The former is a measure of how surprising or random a word is given its context, with more generic phrases more likely to be flagged as AI-generated. The latter denotes how much a body of text varies in sentence length and structure, as bots tend towards uniformity while human creativity favours variety.

However, these are not hard and fast rules. Different human authors have different styles, some more robotic than others, and chatbots are getting better at mimicking these with every new piece of content they digest. This is where the difficulties stem from.

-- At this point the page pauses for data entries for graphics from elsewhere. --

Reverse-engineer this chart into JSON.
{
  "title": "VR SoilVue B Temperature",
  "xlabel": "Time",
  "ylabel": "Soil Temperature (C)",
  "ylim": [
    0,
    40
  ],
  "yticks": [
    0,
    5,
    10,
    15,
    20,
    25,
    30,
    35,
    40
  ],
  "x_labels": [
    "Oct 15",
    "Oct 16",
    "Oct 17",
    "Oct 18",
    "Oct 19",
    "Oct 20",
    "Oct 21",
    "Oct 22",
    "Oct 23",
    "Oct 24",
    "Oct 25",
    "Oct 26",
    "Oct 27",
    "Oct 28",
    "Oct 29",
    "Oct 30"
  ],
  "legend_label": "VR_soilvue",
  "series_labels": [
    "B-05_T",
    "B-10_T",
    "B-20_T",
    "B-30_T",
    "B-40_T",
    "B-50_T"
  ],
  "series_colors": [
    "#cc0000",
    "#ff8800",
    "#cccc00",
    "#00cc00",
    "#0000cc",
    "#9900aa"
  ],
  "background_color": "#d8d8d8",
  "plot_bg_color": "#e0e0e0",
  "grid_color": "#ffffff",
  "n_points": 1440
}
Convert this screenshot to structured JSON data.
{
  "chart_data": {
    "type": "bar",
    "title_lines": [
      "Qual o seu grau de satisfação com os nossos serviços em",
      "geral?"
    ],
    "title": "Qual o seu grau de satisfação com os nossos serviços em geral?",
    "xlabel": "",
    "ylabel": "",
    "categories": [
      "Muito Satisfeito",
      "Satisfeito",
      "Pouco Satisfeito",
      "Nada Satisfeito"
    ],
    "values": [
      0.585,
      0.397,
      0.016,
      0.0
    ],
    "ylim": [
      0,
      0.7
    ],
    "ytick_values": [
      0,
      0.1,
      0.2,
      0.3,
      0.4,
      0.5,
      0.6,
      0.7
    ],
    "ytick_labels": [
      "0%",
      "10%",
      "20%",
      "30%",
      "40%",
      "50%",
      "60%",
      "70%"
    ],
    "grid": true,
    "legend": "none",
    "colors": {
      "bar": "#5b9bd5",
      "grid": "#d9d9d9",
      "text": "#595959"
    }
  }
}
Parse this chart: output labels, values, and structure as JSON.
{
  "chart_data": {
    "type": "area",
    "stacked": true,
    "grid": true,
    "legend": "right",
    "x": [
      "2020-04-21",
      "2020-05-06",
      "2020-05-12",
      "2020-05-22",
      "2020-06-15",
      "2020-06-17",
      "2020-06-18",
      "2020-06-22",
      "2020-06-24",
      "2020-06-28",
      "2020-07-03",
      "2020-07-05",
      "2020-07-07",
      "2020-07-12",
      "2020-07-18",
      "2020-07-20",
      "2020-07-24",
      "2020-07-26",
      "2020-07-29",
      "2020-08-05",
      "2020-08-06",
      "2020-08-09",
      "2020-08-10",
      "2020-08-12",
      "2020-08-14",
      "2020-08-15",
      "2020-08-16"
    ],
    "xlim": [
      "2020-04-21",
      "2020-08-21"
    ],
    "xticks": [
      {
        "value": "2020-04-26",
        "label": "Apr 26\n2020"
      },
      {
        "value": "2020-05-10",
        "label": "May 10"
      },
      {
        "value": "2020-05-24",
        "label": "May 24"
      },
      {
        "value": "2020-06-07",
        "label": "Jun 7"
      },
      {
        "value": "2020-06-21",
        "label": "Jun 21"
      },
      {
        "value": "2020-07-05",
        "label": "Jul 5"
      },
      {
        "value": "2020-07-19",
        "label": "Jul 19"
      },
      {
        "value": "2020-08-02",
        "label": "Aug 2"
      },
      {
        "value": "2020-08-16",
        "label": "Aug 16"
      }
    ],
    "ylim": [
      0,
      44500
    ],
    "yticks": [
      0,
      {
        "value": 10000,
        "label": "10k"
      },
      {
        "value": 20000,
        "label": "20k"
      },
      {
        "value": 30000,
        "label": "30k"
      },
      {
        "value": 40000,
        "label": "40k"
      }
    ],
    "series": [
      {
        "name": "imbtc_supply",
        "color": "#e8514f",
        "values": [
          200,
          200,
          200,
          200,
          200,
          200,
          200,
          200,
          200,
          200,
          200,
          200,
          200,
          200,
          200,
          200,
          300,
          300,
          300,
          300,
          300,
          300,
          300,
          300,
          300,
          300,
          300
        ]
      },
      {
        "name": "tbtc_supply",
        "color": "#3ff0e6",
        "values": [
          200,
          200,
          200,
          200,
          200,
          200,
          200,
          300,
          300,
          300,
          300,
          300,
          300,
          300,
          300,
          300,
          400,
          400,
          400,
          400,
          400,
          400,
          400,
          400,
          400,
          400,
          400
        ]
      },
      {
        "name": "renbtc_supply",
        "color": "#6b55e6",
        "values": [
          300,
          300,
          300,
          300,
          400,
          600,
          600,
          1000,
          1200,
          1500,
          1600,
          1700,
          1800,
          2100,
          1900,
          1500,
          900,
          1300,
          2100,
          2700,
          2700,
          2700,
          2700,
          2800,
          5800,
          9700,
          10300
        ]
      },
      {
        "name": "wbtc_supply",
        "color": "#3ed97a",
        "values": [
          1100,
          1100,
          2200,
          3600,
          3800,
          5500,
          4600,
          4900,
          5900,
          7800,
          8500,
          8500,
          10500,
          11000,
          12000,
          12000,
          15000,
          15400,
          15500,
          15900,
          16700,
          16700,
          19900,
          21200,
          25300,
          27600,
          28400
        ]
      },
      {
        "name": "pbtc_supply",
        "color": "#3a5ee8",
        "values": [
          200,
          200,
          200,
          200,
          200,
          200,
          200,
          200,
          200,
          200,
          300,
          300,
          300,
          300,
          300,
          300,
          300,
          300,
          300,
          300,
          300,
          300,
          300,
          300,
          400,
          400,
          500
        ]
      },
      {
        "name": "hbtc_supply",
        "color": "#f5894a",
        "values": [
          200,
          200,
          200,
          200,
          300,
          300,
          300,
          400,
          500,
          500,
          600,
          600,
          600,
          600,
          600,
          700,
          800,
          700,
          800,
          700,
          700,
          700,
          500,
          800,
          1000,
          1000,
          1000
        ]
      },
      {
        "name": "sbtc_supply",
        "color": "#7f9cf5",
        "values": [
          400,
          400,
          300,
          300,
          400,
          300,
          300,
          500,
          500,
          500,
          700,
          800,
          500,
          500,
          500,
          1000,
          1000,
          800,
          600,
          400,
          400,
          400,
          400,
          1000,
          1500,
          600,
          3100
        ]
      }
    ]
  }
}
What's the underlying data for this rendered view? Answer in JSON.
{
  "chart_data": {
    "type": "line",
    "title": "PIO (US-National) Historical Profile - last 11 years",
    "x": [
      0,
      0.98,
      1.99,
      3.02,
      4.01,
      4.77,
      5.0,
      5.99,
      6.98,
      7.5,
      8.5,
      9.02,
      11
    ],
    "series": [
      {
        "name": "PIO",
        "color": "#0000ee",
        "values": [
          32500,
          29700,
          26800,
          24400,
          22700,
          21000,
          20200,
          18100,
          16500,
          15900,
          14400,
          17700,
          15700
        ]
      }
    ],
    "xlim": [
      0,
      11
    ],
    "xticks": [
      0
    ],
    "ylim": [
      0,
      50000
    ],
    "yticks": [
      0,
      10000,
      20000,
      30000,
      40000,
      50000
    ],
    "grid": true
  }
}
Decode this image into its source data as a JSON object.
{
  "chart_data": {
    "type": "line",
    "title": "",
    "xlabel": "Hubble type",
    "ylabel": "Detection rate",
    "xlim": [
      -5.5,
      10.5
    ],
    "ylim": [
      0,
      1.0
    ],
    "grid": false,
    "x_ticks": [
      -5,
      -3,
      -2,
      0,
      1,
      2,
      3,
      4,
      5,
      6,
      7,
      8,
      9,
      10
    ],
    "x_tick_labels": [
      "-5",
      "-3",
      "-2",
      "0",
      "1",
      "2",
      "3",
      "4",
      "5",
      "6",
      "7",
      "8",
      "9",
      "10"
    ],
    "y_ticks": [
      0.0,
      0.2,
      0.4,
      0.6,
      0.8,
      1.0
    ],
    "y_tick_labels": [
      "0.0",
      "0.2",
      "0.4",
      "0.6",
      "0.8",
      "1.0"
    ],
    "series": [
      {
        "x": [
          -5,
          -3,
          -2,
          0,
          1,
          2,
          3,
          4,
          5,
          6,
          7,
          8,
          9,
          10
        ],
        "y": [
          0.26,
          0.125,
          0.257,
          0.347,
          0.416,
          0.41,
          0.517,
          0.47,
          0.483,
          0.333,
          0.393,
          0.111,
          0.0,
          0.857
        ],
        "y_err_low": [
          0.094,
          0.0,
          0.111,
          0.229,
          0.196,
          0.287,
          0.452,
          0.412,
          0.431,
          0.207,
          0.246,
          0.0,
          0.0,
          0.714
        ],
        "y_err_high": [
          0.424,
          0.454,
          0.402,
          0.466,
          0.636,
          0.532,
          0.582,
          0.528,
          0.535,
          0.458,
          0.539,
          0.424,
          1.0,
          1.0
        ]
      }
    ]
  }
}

Over the past few months, social media users have discovered that AI detection tools claim sections of the Bible and US Constitution are AI-generated. As Mr Tian himself told Ars Technica, the latter specifically is a text fed repeatedly into the training data of many LLMs.

“As a result, many of these large language models are trained to generate similar text to the Constitution and other frequently used training texts,” he said. “GPTZero predicts text likely to be generated by large language models, and thus this fascinating phenomenon occurs.”

This is not the only issue. Multiple studies have found AI detector tools to be inherently biased. Stanford University researchers found that they “consistently misclassify non-native English writing samples as AI-generated, whereas native writing samples are accurately identified”.

This suggests that the rules the tools are based upon may unintentionally punish those who have not spent their lives immersed in English, and as such have a more limited vocabulary or grasp of linguistic expressions than those who have.

Some tools also show bias towards labelling text as either human or AI-generated. Researchers from the Nanyang Technological University in Singapore evaluated the efficacy of six detection systems on lines of code from online databases like StackOverflow and that had been produced by AI.

AI detection tools generally work by measuring how predictable or generic the text is. Source: Shutterstock

They found that some tools leaned in a different direction when labelling content and that the individual biases are due to “differences in the training data used” and “threshold settings”.

A separate paper, which compared the results of the Singapore study with others, found that the majority of detection tools were less than 70% accurate and had a “bias towards classifying the output as human-written rather than detecting AI-generated text”. The performance also worsened if the AI-generated text was manually edited or even machine paraphrased.

Indeed, just applying the correct prompt can allow content to bypass detectors. The Stanford researchers claim that telling an LLM to “elevate the provided text by employing literary language” will result in it turning a piece of content from a non-native English speaker that it assumes is AI-generated to one it deems human-written.

Models have been created that can spit out similar prompts which will allow AI-generated texts to evade detection. These are, of course, open to misuse, but can also be used to improve the performance of shoddy detectors – something sorely needed as LLMs become more prevalent in society.